Surgem então novos tipos de ciência (citemos, para a disciplina econômica, a teoria do caos), fundadas na intuição pelo menos tanto quanto no raciocínio, na admissão dos cientistas de que só podemos rezar para compreender tudo o que ainda não sabemos, a emergência dos limites daquela burocracia piramidal e hierárquica que outrora parecia a forma perfeita de organizar a cooperação entre os homens.
Daqui nasce uma atitude básica, caracterizada por uma mistura criativa de pensamento racional e intuição, por uma tolerância (quase celebração) da diversidade, pela máxima sensibilidade para a proteção ambiental. Um pensamento que prefere organizações horizontais iguais a sistemas verticais de autoridade, a assunção consensual de decisões e que mostra uma nova abertura para levantar questões de sentido, ética, intuição e espiritualidade nos assuntos públicos.

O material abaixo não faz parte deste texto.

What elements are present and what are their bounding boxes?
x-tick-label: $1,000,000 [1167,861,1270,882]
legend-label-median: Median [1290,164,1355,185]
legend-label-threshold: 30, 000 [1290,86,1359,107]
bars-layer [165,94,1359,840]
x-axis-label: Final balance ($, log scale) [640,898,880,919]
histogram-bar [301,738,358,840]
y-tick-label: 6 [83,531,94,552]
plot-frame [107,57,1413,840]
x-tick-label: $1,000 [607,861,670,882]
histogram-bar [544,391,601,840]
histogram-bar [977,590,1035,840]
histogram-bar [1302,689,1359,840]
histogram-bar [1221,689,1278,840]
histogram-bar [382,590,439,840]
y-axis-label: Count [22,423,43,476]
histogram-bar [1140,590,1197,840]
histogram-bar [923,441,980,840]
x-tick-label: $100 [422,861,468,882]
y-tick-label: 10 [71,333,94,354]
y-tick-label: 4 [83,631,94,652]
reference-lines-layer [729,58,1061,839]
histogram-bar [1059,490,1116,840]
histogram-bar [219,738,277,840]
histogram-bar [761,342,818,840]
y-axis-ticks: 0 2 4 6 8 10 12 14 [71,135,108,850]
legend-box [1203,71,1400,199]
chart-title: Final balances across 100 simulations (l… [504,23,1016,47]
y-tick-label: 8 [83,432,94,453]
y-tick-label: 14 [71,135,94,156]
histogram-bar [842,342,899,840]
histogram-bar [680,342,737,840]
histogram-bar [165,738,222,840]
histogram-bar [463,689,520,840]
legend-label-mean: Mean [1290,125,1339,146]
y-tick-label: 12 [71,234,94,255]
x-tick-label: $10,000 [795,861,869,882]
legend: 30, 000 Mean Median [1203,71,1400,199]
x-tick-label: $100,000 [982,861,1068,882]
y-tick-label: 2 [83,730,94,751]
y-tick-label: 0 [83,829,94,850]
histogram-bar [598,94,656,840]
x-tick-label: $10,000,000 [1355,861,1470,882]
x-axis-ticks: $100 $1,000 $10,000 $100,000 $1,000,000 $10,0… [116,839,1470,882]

A tecnologia da informação, a consciência ecológica, a tolerância étnica, racial e sexual, o novo interesse pela espiritualidade, as mudanças nos padrões de consumo (no que diz respeito à alimentação, ao trabalho e à mobilidade), indicam uma nova visão do mundo e o desejo de uma vida mais sustentável. Estas mudanças de valores já estão em curso nos países mais avançados (da América do Norte e do Norte da Europa), onde as pessoas estão a perder a confiança nas instituições hierárquicas e tendem a colocar a sustentabilidade ambiental à frente do crescimento económico. Por vezes, é o próprio processo de globalização que impulsiona, direta ou indiretamente, comportamentos que dizem respeito não apenas aos indivíduos e às famílias, mas também às empresas. Numa sociedade global, o conceito de proximidade vai muito além das fronteiras tradicionais. “Ser próximo” significa considerar como nosso qualquer acontecimento externo a nós. Cada inovação, conquista e catástrofe afeta o mundo inteiro e leva-nos a reorientar e reorganizar as nossas vidas e as nossas ações ao longo do eixo local-global.
Repensar com esforço inovador como interpretar este e outros desafios e direcionar as transformações necessárias é uma tarefa urgente da qual ninguém pode escapar. As idéias oferecidas aqui são apenas iniciais. Outros têm o fardo de variações maiores e melhores.